Irritant / corrosive response data:

Intact skin only
The test item elicited a well defined erythema response in all animals at the 24 and 72 hour observation. No other irritation response were noted.

Any other information on results incl. tables

Irritation effects on the intact skin only are considered for classification purposes.

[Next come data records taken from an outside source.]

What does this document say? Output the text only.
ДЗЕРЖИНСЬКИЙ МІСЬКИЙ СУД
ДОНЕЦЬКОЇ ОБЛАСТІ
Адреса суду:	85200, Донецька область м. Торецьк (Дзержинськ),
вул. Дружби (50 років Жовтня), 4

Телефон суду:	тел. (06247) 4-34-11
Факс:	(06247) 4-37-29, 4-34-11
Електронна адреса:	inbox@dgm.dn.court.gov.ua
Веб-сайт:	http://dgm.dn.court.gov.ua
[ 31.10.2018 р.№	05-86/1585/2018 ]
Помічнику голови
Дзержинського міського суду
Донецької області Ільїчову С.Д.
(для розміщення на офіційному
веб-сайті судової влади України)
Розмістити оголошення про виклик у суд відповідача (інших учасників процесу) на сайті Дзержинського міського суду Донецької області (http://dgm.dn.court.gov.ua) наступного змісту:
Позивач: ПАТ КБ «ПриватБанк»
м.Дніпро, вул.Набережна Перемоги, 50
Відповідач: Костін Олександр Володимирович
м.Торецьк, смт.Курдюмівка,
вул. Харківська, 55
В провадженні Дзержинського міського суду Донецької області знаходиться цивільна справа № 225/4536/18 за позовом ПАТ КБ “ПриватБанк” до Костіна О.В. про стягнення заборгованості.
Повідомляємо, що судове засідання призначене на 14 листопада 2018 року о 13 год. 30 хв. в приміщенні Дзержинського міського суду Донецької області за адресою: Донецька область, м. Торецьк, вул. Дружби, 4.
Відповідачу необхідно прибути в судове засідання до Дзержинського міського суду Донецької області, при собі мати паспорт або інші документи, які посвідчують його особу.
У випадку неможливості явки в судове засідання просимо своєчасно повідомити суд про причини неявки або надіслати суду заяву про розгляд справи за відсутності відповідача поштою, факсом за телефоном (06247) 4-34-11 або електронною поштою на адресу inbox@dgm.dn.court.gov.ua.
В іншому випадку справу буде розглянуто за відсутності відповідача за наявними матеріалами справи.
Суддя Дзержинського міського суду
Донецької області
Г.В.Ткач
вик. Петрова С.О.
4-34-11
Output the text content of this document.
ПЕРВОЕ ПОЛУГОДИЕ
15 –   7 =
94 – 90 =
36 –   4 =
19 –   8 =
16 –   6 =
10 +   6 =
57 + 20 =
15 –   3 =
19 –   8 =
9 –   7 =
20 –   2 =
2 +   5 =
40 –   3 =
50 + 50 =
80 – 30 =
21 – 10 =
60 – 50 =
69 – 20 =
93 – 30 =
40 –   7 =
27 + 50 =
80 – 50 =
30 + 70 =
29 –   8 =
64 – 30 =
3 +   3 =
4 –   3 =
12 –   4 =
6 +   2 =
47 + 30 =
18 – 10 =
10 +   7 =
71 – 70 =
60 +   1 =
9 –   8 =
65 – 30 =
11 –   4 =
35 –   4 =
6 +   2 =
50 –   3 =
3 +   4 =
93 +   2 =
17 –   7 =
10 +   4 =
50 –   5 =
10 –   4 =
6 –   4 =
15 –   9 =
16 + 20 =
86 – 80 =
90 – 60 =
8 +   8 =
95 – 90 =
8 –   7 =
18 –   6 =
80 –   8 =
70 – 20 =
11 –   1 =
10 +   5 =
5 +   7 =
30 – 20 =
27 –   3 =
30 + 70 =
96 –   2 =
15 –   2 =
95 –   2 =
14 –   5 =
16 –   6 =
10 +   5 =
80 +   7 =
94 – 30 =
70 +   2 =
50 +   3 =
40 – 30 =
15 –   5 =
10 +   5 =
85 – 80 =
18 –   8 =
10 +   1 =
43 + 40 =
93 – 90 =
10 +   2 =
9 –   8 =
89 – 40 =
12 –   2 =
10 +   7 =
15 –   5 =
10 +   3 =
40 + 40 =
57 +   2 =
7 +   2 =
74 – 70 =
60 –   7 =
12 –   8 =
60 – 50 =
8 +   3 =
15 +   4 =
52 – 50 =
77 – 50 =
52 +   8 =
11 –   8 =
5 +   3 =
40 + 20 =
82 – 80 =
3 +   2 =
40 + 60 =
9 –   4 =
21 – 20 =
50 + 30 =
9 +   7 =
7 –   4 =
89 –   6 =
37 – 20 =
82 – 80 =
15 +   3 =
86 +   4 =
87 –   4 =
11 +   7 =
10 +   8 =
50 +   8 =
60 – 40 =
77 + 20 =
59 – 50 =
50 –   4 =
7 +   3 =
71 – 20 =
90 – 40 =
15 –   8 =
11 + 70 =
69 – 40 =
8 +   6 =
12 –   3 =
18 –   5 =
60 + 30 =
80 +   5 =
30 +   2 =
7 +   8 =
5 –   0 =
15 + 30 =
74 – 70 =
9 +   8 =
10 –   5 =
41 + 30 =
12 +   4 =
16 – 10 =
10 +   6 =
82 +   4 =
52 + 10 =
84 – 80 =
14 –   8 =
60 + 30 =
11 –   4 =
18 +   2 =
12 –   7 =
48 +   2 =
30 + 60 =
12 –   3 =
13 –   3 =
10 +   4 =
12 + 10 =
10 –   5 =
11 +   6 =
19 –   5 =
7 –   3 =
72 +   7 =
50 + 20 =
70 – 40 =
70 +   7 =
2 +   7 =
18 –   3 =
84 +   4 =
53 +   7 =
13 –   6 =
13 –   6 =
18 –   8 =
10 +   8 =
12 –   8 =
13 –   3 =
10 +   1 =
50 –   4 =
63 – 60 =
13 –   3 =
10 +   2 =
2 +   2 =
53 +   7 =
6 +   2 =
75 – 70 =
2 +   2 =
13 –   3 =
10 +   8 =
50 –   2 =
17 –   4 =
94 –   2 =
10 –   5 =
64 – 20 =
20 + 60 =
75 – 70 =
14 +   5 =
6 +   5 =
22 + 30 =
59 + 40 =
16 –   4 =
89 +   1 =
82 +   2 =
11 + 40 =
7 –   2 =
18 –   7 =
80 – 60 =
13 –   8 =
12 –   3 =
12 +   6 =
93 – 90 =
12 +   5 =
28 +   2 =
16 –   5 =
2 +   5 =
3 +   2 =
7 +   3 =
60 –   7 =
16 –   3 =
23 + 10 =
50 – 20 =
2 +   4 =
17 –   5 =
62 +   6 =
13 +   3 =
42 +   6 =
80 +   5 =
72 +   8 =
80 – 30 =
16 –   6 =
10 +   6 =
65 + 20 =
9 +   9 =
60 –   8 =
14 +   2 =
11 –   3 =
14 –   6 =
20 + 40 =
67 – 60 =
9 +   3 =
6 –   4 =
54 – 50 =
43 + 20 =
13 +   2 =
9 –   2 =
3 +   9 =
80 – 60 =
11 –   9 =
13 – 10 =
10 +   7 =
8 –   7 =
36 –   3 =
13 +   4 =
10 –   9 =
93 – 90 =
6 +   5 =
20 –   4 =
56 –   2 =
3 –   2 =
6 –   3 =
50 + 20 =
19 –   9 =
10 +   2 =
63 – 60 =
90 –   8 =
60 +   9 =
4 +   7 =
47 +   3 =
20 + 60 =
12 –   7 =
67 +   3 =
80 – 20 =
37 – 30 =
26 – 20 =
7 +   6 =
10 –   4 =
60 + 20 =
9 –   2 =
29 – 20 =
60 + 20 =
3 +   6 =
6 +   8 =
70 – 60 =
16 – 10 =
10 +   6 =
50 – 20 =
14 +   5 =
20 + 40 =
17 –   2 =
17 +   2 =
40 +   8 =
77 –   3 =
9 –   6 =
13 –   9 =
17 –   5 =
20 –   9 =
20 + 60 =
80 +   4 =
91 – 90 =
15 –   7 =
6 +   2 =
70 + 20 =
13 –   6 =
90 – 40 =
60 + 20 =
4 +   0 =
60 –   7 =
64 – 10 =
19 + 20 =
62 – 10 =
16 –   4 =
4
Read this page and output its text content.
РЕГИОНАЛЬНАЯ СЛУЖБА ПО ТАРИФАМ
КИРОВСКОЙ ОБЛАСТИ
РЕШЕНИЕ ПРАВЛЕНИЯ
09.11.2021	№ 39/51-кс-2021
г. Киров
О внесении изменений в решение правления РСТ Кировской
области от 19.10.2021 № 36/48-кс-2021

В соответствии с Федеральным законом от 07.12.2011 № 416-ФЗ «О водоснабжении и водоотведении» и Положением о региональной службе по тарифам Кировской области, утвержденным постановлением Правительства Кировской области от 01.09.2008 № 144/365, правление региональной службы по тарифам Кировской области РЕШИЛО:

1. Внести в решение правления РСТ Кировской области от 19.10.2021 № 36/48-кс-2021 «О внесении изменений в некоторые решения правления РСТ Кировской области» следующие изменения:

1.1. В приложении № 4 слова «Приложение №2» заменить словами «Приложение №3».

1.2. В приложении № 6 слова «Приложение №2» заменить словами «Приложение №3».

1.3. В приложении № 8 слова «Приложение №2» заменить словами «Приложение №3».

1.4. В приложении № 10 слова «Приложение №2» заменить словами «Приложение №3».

Applicant's summary and conclusion

Interpretation of results:

not classified

Remarks:

Migrated information Criteria used for interpretation of results: EU

Conclusions:

In accordance with EU CLP Regulation (EC) No. 1272/2008 classification of this substance for skin irritation is not required.

Executive summary:

Introduction

The study was performed in accordance with the US Federal Hazardous Substances Labelling Act to assess the irritancy potential of the test item to the skin of rabbits.

Method and materials

The intact and abraded skin of 6 rabbits was used. The hair was clipped from the backs of the rabbits. One side of the animals' back was abraded with a lancet sufficiently deep to penetrate the stratum cornium but not enter the derma. The skin of the other side remained intact. A 0.5g of test item was applied to an abraded and an intact skin site on the same rabbit. GauzE patches were then placed over the treated areas and an impervious material was wrapped snugly around the trunks of the rabbits to hold the patches in place. The wrapping was removed at the end of the 24-hour period and the treated areas were examined. Readings were also made at 72-hours. The Draize method of scoring was used.

Results

A single 24-Hour, occluded application of the test item to the intact skin of six rabbits produced a well defined erythema response in all six animals at the 24 & 72 -hour observation No other irritation responses were noted.

Conclusion

In accordance with EU CLP Regulation (EC) No. 1272/2008 classification of this substance for skin irritation is not required.